Télétravail et indemnité d’occupation du domicile : une évolution jurisprudentielle à surveiller
Dans un arrêt du 19 mars 2025 (Cass. soc., 19 mars 2025, n° 22-17.315), la Cour de cassation apporte une clarification importante sur le délai de prescription applicable à l’action en paiement d’une indemnité d’occupation.
A cette occasion, elle semble également esquisser une évolution jurisprudentielle quant aux situations ouvrant droit à cette indemnité, potentiellement au bénéfice de nombreux télétravailleurs.
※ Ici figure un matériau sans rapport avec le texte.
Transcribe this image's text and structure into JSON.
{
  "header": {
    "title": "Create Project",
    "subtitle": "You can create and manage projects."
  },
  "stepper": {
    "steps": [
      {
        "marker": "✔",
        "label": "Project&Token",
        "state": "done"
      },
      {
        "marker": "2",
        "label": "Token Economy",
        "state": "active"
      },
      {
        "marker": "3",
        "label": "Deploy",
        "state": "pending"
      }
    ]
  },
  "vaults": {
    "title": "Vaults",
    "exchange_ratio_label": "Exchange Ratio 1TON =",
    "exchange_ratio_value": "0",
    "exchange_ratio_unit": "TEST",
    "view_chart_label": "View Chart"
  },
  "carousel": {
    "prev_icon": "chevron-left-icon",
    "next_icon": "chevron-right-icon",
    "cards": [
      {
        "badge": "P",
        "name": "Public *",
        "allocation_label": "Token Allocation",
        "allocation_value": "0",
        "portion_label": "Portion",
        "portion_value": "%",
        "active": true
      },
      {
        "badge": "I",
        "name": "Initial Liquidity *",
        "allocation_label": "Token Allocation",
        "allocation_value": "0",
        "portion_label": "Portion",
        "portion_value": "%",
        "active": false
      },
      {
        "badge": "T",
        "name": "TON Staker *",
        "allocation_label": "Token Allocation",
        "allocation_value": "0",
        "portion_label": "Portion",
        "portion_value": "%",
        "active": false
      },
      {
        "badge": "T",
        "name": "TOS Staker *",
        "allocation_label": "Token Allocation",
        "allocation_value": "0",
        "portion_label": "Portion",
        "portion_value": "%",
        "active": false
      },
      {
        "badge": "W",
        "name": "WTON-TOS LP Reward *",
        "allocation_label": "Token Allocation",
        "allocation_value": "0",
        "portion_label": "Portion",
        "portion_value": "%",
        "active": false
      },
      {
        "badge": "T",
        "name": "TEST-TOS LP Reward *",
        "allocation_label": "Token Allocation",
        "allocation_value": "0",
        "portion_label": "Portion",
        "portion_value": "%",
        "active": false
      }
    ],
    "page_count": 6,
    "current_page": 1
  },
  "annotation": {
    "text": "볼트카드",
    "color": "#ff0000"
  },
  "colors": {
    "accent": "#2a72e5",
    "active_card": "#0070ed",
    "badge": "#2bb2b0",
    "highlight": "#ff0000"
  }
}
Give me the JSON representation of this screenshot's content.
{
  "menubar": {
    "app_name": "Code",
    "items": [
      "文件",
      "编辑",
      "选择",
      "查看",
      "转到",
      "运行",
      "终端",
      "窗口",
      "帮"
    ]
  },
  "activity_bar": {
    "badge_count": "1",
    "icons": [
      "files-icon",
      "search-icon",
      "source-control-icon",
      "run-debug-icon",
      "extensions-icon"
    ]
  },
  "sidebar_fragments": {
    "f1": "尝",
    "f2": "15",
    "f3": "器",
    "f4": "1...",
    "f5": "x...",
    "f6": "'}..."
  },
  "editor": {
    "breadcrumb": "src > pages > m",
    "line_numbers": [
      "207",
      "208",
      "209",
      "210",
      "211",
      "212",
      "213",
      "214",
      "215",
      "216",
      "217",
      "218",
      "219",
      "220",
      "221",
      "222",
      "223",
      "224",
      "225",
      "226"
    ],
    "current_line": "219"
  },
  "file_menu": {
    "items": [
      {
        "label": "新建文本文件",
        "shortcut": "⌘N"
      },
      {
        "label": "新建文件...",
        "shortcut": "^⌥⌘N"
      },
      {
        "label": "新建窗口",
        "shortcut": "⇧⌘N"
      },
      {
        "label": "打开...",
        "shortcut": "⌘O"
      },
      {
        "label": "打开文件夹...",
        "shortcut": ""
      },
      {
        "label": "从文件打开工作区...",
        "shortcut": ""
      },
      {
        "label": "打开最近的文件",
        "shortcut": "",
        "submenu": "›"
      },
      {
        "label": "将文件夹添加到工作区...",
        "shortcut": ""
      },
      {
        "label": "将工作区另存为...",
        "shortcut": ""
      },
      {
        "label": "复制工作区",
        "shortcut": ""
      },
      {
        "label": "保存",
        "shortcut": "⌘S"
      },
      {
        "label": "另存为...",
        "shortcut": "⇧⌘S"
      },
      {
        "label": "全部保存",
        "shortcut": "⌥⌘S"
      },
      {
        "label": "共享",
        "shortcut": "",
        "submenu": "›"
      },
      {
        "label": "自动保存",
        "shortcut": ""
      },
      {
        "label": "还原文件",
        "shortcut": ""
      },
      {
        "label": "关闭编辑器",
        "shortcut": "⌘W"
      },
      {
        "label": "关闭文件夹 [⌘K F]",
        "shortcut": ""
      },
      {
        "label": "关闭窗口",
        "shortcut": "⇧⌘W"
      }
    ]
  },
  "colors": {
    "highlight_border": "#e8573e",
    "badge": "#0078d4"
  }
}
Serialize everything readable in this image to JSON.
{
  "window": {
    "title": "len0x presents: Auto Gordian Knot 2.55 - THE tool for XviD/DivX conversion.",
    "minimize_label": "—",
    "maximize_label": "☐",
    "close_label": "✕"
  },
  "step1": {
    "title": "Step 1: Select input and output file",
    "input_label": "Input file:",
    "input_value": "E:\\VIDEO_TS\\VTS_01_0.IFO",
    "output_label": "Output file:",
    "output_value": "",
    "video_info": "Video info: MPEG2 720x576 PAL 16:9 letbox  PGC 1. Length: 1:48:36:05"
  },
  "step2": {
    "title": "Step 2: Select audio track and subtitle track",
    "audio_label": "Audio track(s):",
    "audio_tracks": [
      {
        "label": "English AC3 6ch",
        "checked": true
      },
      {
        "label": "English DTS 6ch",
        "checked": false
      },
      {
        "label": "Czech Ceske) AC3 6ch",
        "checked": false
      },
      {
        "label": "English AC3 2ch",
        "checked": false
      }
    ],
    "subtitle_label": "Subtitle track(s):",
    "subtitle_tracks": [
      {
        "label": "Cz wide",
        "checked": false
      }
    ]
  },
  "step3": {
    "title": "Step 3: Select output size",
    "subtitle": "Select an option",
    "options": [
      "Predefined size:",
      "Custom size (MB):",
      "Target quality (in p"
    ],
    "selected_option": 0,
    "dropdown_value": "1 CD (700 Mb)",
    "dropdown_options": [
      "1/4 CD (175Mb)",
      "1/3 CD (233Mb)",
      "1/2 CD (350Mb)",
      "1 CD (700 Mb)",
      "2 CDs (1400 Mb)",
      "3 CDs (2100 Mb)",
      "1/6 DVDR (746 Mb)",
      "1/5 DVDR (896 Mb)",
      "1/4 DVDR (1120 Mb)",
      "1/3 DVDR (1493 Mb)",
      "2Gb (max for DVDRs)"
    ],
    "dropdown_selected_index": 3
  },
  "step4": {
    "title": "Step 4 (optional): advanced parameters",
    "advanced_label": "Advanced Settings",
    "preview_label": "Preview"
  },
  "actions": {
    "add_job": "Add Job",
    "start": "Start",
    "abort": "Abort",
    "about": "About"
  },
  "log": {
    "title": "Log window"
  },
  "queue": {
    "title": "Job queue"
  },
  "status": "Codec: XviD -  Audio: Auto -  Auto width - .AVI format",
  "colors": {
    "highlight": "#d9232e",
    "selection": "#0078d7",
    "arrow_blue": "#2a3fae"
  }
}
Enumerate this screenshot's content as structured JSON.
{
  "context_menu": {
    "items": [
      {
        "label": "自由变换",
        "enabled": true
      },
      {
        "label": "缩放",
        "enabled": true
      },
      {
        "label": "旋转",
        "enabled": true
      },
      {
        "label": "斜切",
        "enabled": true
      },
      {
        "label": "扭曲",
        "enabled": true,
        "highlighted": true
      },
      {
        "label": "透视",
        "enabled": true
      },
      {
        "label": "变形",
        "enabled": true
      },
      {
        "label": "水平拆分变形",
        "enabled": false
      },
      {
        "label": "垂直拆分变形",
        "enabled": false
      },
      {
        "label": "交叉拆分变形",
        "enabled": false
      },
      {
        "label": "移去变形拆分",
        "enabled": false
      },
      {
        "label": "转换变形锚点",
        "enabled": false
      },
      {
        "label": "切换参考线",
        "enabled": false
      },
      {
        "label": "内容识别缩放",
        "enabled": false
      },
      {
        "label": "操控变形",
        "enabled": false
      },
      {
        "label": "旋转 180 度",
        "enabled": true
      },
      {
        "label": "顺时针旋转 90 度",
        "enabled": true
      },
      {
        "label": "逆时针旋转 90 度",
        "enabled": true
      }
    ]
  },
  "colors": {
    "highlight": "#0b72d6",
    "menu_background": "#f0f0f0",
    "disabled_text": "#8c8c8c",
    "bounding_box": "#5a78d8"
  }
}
L’application de la prescription biennale confirmée
Cet arrêt précise que l’action en paiement de l’indemnité d’occupation relève de l’exécution du contrat de travail et doit donc se prescrire par deux ans, conformément à l’article L. 1471-1 du Code du travail. Ainsi, la Cour casse la décision d’appel qui avait retenu une prescription quinquennale de droit commun, confirmant ainsi une application stricte du délai biennal en matière de salaires et d’indemnités assimilées.
Une extension du droit à une indemnité d’occupation ?
Bien que seulement saisie sur la question de la prescription, la Cour de cassation rappelle le principe établi selon lequel l’occupation du domicile à des fins professionnelles constitue une immixtion dans la vie privée du salarié. Elle affirme ensuite que le salarié « peut prétendre à une indemnité à ce titre dès lors qu’un local professionnel n’est pas mis effectivement à sa disposition ou qu’il a été convenu que le travail s’effectue sous la forme du télétravail ».
Jusqu’à présent, l’indemnité d’occupation du domicile n’était accordée qu’aux salariés contraints de travailler depuis leur domicile, faute de local professionnel disponible (Cass. soc., 4 décembre 2013, n° 12-19.667 ; Cass. soc., 21 septembre 2016, n° 15-11.144 ; Cass. soc., 27 mars 2019, n° 17-21.014).
L’arrêt du 19 mars 2025 pourrait marquer une inflexion en reconnaissant un droit à indemnisation, y compris lorsque le télétravail est volontaire, dès lors qu’aucun local professionnel n’est effectivement accessible ou que l’exécution du travail à distance a été prévue par contrat ou accord collectif.
Une jurisprudence encore à confirmer
Toutefois, cette interprétation devra être consolidée par d’autres décisions pour en apprécier pleinement la portée. L’arrêt ne consacre pas un droit automatique à indemnisation pour tous les télétravailleurs, mais il ouvre une brèche qui pourrait influencer les contentieux futurs.
Les employeurs devront suivre avec attention l’évolution de la jurisprudence et, si nécessaire, adapter leurs pratiques en matière de prise en charge des frais professionnels liés au télétravail.